Director: MARTIN SCORSESE

U.S.A. • 1976 • COLOUR • DOLBY DIGITAL STEREO • 114 MIN


FROM THE VERY START, WITH BERNARD HERRMANN’S CRASHING CHORDS ACCOMPANYING THE SHOT OF A YELLOW CAB EMERGING FROM A SULPHUROUS STEAM CLOUD IN A NEON-DRENCHED NIGHT-TIME NEW YORK, RIGHT UP TO THE HALLUCINATORY OUT-OF-BODY GOD’S-EYE VIEW OF THE CLIMACTIC CARNAGE TOWARDS THE FILM’S END, TAXI DRIVER—REVIVED HERE FOR ITS 30TH ANNIVERSARY IN AN IMMACULATE NEW PRINT—GRIPS LIKE A VICE.
Inspired by writer Paul Schrader’s own feelings of loneliness and despair in the early ’70s, the film centres on Travis Bickle, an insomniac Vietnam veteran working nights despite his growing disgust at the ‘garbage and trash’ he sees walking the city sidewalks. Nursing various resentments, probably fuelled by a fear of social and sexual failure, Bickle suddenly finds himself obsessively drawn to Betsy, a campaign worker for a presidential candidate; after a first date goes badly, his attention turns to Iris, a fourteen-year-old prostitute he makes it his mission to save. . . .

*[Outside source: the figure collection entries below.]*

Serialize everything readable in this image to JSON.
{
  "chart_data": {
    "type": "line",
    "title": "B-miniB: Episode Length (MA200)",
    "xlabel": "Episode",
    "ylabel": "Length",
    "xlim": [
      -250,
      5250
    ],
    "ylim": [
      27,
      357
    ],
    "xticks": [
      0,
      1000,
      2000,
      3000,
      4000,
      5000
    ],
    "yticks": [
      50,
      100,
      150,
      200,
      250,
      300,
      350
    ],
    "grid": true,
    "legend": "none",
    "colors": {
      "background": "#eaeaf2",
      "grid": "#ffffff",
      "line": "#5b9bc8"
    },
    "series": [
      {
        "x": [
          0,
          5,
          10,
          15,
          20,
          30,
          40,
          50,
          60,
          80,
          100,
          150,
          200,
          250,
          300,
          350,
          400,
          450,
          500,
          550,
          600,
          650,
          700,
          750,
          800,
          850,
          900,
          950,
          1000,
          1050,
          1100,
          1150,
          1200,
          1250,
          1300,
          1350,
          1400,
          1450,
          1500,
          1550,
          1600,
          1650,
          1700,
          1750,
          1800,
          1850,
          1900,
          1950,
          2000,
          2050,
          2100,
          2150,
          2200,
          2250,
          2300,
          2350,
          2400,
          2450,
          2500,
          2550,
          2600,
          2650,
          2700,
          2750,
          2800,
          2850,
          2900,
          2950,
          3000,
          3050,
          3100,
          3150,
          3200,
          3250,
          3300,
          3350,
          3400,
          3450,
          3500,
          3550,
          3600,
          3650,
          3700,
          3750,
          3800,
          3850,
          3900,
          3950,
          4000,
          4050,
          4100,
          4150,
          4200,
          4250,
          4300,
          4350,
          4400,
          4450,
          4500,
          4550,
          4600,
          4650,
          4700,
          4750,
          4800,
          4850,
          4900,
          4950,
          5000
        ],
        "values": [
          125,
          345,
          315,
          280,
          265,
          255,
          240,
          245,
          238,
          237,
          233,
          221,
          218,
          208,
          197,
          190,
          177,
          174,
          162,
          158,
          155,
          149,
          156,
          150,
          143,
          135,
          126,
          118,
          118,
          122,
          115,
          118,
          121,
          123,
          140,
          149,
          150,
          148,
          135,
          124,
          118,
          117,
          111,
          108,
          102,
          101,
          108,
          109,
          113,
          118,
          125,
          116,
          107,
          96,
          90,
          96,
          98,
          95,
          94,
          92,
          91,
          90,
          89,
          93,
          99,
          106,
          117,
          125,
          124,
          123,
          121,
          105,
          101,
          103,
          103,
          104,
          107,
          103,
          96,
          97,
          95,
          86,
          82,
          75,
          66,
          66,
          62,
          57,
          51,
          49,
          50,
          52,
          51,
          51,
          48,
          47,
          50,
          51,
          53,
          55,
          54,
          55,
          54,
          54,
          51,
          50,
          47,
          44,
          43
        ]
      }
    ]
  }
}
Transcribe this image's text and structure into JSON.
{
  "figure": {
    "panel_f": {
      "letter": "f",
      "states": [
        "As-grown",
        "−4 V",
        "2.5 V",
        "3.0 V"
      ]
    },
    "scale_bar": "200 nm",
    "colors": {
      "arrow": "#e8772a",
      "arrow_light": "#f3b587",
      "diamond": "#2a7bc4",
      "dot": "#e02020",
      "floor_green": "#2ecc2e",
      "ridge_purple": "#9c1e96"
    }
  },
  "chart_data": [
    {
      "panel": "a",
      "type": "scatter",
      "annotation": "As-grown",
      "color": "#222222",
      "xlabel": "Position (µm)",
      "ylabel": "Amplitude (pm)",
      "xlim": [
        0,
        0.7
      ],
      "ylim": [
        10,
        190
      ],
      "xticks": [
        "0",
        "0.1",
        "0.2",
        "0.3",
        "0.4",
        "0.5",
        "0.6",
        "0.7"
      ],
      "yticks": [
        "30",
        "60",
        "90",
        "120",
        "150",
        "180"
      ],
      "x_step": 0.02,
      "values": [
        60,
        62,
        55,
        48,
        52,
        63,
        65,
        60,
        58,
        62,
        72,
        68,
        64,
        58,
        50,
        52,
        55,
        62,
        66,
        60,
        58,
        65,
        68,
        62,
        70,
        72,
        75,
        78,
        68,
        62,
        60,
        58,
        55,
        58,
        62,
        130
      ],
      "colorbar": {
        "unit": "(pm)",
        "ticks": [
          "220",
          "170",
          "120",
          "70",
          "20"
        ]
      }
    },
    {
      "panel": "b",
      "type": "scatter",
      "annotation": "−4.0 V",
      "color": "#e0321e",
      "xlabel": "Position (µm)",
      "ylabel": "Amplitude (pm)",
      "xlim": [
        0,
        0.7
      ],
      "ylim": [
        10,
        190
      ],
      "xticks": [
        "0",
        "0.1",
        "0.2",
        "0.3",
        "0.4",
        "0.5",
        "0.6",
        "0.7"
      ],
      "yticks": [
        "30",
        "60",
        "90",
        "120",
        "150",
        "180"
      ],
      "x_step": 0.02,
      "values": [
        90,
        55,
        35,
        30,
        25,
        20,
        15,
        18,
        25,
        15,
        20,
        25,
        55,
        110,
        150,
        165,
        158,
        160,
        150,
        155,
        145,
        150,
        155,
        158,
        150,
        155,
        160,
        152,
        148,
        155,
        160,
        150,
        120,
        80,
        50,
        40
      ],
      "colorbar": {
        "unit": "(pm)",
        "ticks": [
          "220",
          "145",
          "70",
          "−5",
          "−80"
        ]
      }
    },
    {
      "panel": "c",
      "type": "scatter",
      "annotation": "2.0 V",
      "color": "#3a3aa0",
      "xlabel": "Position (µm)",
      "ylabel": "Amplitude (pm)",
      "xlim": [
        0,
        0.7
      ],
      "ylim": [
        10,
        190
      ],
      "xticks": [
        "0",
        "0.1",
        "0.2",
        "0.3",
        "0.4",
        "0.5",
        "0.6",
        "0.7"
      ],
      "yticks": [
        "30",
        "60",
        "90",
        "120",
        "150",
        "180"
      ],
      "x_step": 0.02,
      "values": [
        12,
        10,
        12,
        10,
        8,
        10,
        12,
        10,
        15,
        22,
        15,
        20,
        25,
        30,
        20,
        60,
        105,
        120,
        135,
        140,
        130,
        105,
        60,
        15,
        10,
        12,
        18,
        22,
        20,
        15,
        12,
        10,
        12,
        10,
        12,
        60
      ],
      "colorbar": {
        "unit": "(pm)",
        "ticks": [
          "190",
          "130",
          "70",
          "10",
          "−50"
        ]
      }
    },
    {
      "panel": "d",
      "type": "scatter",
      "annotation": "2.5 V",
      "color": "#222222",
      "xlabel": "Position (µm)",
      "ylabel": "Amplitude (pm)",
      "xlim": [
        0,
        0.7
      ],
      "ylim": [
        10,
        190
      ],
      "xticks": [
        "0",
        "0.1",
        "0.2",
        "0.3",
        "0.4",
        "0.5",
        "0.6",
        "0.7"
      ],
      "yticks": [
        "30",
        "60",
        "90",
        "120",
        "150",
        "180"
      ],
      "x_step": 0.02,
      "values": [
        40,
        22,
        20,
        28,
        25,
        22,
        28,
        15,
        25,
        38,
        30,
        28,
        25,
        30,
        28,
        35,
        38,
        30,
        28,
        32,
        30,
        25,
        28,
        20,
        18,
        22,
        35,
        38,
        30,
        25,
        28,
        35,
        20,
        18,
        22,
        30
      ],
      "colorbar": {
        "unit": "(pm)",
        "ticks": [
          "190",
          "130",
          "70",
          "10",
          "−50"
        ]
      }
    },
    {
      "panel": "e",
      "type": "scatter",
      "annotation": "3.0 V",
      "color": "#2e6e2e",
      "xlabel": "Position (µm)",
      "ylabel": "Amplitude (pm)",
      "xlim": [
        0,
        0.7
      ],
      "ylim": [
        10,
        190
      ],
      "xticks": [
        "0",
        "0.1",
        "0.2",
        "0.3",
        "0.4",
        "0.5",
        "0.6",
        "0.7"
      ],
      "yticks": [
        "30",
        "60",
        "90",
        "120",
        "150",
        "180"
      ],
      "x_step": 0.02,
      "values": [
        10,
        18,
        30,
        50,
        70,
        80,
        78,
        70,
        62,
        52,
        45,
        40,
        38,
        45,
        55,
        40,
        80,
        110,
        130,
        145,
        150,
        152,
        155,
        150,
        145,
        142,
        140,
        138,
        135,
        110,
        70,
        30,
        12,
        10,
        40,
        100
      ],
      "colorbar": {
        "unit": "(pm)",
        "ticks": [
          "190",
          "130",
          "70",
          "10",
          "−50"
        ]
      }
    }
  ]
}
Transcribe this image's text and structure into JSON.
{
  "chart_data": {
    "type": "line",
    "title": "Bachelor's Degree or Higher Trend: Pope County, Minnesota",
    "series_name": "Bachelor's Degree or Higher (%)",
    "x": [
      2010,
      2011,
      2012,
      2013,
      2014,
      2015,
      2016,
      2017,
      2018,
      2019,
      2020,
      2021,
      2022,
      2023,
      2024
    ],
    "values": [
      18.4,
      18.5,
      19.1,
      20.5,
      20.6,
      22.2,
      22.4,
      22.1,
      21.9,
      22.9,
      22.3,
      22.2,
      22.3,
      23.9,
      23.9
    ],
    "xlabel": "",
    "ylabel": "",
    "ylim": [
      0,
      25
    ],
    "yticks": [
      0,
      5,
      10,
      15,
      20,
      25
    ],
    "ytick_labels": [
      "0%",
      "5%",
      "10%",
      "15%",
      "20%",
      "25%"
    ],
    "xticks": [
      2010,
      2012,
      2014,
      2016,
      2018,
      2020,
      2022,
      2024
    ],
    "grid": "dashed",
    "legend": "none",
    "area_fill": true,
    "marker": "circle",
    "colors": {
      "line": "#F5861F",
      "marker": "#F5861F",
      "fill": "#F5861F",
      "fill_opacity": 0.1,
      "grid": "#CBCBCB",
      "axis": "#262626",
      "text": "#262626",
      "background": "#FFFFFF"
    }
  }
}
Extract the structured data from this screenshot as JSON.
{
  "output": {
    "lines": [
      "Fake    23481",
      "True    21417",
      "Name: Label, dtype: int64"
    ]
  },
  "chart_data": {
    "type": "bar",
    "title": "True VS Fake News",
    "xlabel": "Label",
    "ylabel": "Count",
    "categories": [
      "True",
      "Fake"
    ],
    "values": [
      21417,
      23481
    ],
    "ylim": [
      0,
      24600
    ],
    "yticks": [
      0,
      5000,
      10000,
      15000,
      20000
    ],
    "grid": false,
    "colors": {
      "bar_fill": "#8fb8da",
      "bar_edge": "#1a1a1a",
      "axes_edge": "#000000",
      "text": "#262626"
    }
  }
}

Its expressionist images eloquently mirroring Bickle’s sense of the impoverished, tawdry, sometimes menacing New York of the mid-70s as a hell-on-earth, Martin Scorsese’s Cannes Palme d’or-winner remains one of the defining American movies of that decade, not only for its cinephile bravura flair but also for the way it points to the troubled urban mood of those times by locating Bickle’s psychotic rage in his all-concealed racism, misogyny and anxieties concerning all-round impotence. A vividly detailed study in urban paranoia, De Niro’s devastating performance, like the film itself, cries out to be seen on the big screen.—Geoff Andrew.